Your character seemed to go through the most minimal amount of that guilt/trauma process. So minimal it lasted for one short paragraph and barely made any change in my impression of him. So it basically comes across as "Lockhart couldn't care less about murdering people, even when one of them is a kid and not responsible for his actions in the same way that an adult would be". But he's doing this for Harry's sake, so he's not evil! Right. And there's no way he could have waited a little bit to get a less brutal plan to work. No way. Because it's super time sensitive. Couldn't have used Super-Lockhart-Charm(TM) to make them treat Harry decently so he can stay with them while Lockhart worked on whatever skills he needed to get them out of the way a little more nicely.

Surely it would have been possible to find someone who actually knew the spells Lockhat/you wanted to use in the "elegant" plan/s, then charm or manipulate them into doing the work needed under supervision, and then obliviate them? If someone REALLY wanted to avoid committing murder, wouldn't they be more proactive in doing so? And to view a pre-teen child who, and this bit's important, had grown up in an abusive home and learned destructive, abusive traits from his parents (because what else was there to learn) as a heartless creature (you reffered to the Dursleys' as such, so I assume Dudley was included in that description) _deserving to be murdered_ is outrageous. Children who've had troubled lives and picked up dysfunctional or destructive traits can get help and can recover.

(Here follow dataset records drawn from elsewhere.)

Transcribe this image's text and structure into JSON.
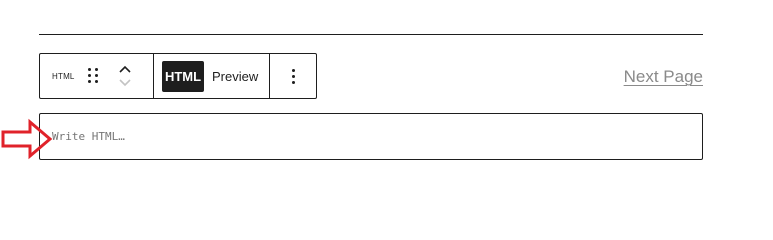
{
  "toolbar": {
    "block_type": "HTML",
    "html_label": "HTML",
    "preview_label": "Preview"
  },
  "pagination": {
    "next_label": "Next Page"
  },
  "editor": {
    "placeholder": "Write HTML…"
  },
  "colors": {
    "text": "#1e1e1e",
    "muted": "#8a8a8a",
    "arrow": "#e0222a"
  },
  "icons": [
    "drag-handle-icon",
    "chevron-up-icon",
    "chevron-down-icon",
    "more-vertical-icon",
    "arrow-right-icon"
  ]
}
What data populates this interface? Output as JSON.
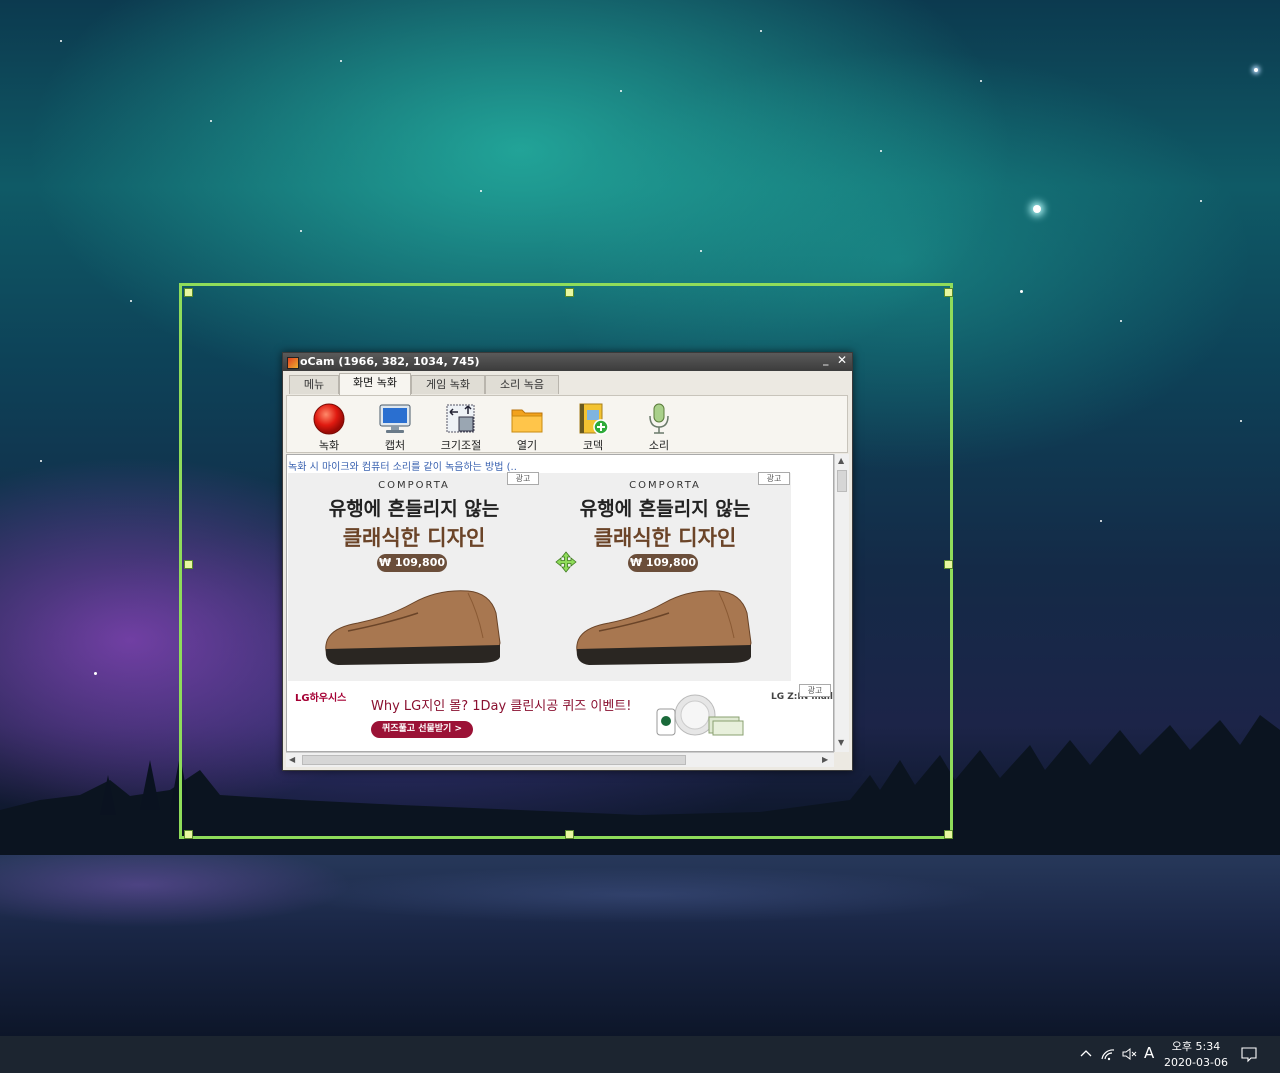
{
  "window": {
    "title": "oCam (1966, 382, 1034, 745)",
    "tabs": [
      {
        "label": "메뉴"
      },
      {
        "label": "화면 녹화"
      },
      {
        "label": "게임 녹화"
      },
      {
        "label": "소리 녹음"
      }
    ],
    "active_tab": "화면 녹화",
    "tools": [
      {
        "label": "녹화",
        "icon": "record-icon"
      },
      {
        "label": "캡처",
        "icon": "monitor-icon"
      },
      {
        "label": "크기조절",
        "icon": "resize-icon"
      },
      {
        "label": "열기",
        "icon": "folder-icon"
      },
      {
        "label": "코덱",
        "icon": "codec-icon"
      },
      {
        "label": "소리",
        "icon": "microphone-icon"
      }
    ],
    "notice_link": "녹화 시 마이크와 컴퓨터 소리를 같이 녹음하는 방법 (..",
    "ads": [
      {
        "tag": "광고",
        "brand": "COMPORTA",
        "headline": "유행에 흔들리지 않는",
        "subheadline": "클래식한 디자인",
        "price": "₩ 109,800"
      },
      {
        "tag": "광고",
        "brand": "COMPORTA",
        "headline": "유행에 흔들리지 않는",
        "subheadline": "클래식한 디자인",
        "price": "₩ 109,800"
      }
    ],
    "banner": {
      "logo": "LG하우시스",
      "text": "Why LG지인 몰? 1Day 클린시공 퀴즈 이벤트!",
      "button": "퀴즈풀고 선물받기 >",
      "right_logo": "LG Z:IN mall",
      "tag": "광고"
    }
  },
  "taskbar": {
    "ime": "A",
    "time": "오후 5:34",
    "date": "2020-03-06"
  },
  "colors": {
    "capture_border": "#8fdc5a",
    "taskbar": "#1c2530",
    "accent_brown": "#6b4428",
    "lg_red": "#9b1236"
  }
}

All of that (and only in the first chapter) serves to make your version of Lockhart very unlikeable. He's uncaring and ruthless, but those two traits are never admitted. He's committed murder, among other things, by his own standards as mentioned in one of the middle chapters, but as far as I'm aware in none of the chapter is anything your insert has done handled as being morally wrong. It leaves me with the impression that it wouldn't matter much to him if you decided to make him drop part of the castle onto the Great Hall, killing 30 students. It would probably just for the greater good, and brushed off very easily (would it even need brushing off if it didn't bother him?)

To be honest, the more I think about this story the more I really don't like it. Concept, yes. Result, no.